Since no check is made to prevent calls when no matching signature is found in the implementations mapping, a delegate-call will be made to the zero address, and like all calls that are made to addresses that do not have runtime bytecode, this call will succeed without returning anything.

The EVM implicitly assumes that all bytecode ends with the STOP opcode, even if the STOP opcode isn't explicitly mentioned in the bytecode itself. So to the EVM an empty bytecode actually always contains one opcode: STOP - the opcode for stopping execution without errors.

Question 6 of 8

Due to a storage clash between the Proxy and the Mastercopy contracts

  • A. The Proxy's implementations would be overwritten by 0 during initialization of the Mastercopy
  • B. The Proxy's implementations would be overwritten when the counter variable changes
  • C. The Proxy's implementations variable's storage slot being overwritten causes a DoS
  • D. None of the above

Correct is D.

Mappings leave their assigned storage slot unused. The actual values of a mapping are stored at location's determined by hashing the mapping slot's index with the key.

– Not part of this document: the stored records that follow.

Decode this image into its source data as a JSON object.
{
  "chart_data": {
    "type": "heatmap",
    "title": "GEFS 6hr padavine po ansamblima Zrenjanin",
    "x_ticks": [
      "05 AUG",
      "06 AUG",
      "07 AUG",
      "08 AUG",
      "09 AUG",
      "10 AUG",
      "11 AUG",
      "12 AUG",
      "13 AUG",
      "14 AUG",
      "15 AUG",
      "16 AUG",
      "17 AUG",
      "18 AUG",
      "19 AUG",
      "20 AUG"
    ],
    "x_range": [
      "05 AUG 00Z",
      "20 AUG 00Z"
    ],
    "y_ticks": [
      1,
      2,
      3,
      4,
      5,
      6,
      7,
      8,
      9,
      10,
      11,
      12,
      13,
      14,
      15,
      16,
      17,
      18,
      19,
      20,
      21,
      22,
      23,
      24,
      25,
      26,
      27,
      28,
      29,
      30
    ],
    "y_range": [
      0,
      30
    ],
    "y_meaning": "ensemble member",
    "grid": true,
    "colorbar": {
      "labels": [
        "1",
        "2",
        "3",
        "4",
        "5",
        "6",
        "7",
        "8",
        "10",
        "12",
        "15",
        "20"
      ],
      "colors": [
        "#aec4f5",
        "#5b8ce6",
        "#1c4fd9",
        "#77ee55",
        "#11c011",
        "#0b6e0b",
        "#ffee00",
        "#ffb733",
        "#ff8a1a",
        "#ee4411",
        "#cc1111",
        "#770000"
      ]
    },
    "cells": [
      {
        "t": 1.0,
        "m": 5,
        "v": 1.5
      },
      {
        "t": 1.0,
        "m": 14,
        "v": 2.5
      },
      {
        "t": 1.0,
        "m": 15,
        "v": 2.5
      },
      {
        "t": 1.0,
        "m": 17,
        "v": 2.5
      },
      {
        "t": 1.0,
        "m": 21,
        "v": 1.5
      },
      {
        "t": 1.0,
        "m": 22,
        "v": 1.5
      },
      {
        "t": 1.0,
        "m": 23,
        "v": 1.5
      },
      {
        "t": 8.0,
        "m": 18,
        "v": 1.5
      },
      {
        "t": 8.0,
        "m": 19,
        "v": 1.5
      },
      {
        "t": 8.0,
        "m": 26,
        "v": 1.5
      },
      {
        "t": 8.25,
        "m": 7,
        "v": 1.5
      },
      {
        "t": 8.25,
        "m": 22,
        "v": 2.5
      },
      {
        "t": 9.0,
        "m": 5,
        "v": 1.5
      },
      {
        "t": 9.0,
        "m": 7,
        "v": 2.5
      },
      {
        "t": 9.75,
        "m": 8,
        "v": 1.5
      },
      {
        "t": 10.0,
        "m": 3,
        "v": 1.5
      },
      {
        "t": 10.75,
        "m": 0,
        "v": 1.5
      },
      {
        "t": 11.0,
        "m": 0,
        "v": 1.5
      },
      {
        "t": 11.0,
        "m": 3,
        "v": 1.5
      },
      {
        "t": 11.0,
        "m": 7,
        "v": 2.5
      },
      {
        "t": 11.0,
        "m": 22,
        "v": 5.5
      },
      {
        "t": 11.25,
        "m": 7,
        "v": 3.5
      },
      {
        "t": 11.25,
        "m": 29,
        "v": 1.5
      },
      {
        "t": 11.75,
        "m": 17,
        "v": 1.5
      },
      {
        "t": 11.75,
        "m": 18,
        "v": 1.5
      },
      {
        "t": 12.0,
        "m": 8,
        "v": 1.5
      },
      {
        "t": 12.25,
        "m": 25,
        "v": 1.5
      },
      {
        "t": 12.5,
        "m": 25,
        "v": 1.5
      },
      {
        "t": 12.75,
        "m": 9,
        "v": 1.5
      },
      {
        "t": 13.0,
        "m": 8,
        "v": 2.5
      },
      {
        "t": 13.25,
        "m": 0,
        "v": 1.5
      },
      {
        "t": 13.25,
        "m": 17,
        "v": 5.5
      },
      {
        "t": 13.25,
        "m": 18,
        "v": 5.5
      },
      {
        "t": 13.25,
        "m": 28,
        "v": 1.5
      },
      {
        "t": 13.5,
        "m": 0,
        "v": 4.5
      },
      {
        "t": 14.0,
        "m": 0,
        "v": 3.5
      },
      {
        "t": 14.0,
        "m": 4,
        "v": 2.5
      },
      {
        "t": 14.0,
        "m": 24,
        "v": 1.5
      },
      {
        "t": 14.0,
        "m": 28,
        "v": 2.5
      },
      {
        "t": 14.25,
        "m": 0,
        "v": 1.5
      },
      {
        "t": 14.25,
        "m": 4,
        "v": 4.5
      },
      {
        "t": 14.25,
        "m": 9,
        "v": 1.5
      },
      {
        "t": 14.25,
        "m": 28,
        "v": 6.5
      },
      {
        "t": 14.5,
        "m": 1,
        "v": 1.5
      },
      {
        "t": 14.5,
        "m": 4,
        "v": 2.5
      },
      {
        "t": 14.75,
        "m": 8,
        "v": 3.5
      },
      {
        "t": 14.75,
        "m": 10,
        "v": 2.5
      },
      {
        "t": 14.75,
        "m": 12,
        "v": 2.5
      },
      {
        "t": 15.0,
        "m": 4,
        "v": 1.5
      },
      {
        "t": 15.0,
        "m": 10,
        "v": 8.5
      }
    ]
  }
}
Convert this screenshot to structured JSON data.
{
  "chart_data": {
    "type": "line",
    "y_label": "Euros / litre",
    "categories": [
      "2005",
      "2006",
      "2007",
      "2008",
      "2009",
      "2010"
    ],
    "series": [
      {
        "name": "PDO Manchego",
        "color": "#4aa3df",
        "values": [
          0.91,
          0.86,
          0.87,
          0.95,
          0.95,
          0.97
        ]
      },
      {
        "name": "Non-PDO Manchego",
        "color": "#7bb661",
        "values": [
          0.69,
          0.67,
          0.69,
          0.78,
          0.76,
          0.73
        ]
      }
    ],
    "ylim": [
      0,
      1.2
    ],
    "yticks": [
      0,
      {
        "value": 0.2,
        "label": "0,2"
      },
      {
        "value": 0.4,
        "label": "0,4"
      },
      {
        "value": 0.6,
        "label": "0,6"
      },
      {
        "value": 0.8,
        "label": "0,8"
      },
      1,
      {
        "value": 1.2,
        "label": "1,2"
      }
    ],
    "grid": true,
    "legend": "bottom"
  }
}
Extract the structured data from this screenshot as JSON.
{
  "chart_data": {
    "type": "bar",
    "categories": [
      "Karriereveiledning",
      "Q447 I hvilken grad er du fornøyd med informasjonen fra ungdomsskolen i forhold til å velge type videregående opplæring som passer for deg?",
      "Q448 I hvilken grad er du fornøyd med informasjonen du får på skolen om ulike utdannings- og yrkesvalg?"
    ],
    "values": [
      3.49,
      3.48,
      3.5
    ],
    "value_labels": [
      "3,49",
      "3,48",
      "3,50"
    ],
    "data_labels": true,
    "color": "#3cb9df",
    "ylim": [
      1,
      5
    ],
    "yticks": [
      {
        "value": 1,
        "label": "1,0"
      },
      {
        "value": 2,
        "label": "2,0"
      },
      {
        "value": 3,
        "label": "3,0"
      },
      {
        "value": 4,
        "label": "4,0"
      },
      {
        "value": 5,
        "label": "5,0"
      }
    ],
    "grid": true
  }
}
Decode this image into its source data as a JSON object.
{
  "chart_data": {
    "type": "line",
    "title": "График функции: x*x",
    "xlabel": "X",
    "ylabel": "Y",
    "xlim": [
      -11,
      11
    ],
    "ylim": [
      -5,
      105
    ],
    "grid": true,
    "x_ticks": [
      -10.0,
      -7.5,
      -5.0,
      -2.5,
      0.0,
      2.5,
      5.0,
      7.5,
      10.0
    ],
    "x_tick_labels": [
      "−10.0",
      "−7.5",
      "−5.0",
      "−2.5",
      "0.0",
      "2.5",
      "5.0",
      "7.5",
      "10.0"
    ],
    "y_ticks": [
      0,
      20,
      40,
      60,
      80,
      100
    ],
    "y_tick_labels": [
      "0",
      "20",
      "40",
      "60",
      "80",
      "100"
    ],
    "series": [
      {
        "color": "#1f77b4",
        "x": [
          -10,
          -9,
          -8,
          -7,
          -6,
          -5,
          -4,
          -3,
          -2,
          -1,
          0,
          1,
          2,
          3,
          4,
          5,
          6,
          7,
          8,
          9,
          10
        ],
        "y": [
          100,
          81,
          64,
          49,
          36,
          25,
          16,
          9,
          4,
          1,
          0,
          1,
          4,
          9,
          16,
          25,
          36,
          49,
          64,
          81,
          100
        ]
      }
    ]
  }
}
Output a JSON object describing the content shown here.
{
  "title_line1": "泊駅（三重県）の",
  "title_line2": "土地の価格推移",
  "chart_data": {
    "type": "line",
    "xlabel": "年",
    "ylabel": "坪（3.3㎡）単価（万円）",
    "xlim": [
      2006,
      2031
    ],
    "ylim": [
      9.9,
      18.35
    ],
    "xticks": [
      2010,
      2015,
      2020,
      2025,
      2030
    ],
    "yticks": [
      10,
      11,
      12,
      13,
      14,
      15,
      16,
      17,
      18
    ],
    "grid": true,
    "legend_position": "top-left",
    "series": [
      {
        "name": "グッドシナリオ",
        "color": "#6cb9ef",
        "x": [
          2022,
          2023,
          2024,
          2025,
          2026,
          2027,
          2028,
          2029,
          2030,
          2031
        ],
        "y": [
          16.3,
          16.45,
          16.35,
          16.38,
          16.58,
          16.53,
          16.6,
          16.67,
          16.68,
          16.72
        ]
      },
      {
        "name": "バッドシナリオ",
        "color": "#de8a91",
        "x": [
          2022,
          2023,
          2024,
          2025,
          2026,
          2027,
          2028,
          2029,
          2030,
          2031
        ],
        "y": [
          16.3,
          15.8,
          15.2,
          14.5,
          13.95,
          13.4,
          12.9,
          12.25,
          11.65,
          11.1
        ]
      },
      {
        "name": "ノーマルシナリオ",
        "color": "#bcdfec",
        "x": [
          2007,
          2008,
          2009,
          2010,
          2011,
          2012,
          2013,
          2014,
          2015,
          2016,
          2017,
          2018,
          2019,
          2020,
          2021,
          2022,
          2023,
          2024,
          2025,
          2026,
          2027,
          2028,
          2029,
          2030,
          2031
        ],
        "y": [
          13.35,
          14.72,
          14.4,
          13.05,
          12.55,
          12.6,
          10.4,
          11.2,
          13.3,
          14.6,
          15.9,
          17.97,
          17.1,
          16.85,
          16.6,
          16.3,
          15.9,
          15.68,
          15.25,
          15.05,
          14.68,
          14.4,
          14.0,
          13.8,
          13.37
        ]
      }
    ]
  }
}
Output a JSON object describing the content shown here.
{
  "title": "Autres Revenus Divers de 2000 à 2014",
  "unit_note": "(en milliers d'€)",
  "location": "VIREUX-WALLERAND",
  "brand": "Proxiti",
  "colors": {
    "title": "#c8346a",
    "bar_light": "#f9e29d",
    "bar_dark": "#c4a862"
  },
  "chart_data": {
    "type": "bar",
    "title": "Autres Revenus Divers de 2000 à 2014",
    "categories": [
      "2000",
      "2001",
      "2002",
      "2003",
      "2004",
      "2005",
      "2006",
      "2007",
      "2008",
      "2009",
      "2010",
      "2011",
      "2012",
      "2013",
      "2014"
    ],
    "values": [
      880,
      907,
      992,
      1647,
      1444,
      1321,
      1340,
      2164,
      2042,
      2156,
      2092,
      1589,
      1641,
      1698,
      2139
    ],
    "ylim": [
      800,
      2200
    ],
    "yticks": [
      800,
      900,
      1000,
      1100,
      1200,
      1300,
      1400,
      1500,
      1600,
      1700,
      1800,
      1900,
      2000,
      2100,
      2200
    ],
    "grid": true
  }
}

That means that, even though the Proxy's implementations and the Mastercopy's counter variables make use of the same slot, they actually do not interfere with each other and nothing will happen when counter's value changes.

Question 7 of 8

The Proxy contract

  • A. Won't be able to receive any ether when calldatasize is 0 due to a missing receive()
  • B. Will be the owner of the Mastercopy contract
  • C. Has a storage clash in slot 0 which will cause issues with the current mastercopy
  • D. None of the above

Correct is B.

Thanks to its payable fallback() function it'll still be able to receive ether without issues.

Ownable always initializes the owner with the msg.sender. When the Proxy deploys the Mastercopy contract, the Proxy will be the msg.sender and therefore become the owner of the Mastercopy contract.

Both the Proxy contract and the Mastercopy contract first inherit from Ownable ensuring that the storage slot at index 0 will be used in the same manner on both contracts preventing any issues.

Question 8 of 8

The fallback() function’s assembly block

  • A. Can be marked as "memory-safe" for gas optimizations
  • B. The result of the delegate-call overwrites the the call parameters in memory
  • C. Interferes with the Slot-Hash calculation for the implementations-mapping by overwriting the scratch space
  • D. None of the above

Correct is B.

The assembly block doesn't respect Solidity's memory management and can't be considered to be "memory-safe". And even if it did, this Solidity version does not have the option to mark assembly blocks as such yet, this was introduced with version 0.8.13.

The use of the CALLDATACOPY opcode will copy the full CALLDATASIZE to memory starting at offset 0. Then, after the delegate-call was finished, the use of the RETURNDATACOPY opcode will copy the full RETURNDATASIZE to memory, also starting at offset 0. This effectively means that the output will overwrite the input of the delegate-call.

The slot-hash calculation has already finished when the assembly block begins, therefore there should not be any interference by overwriting the scratch space that was used for it.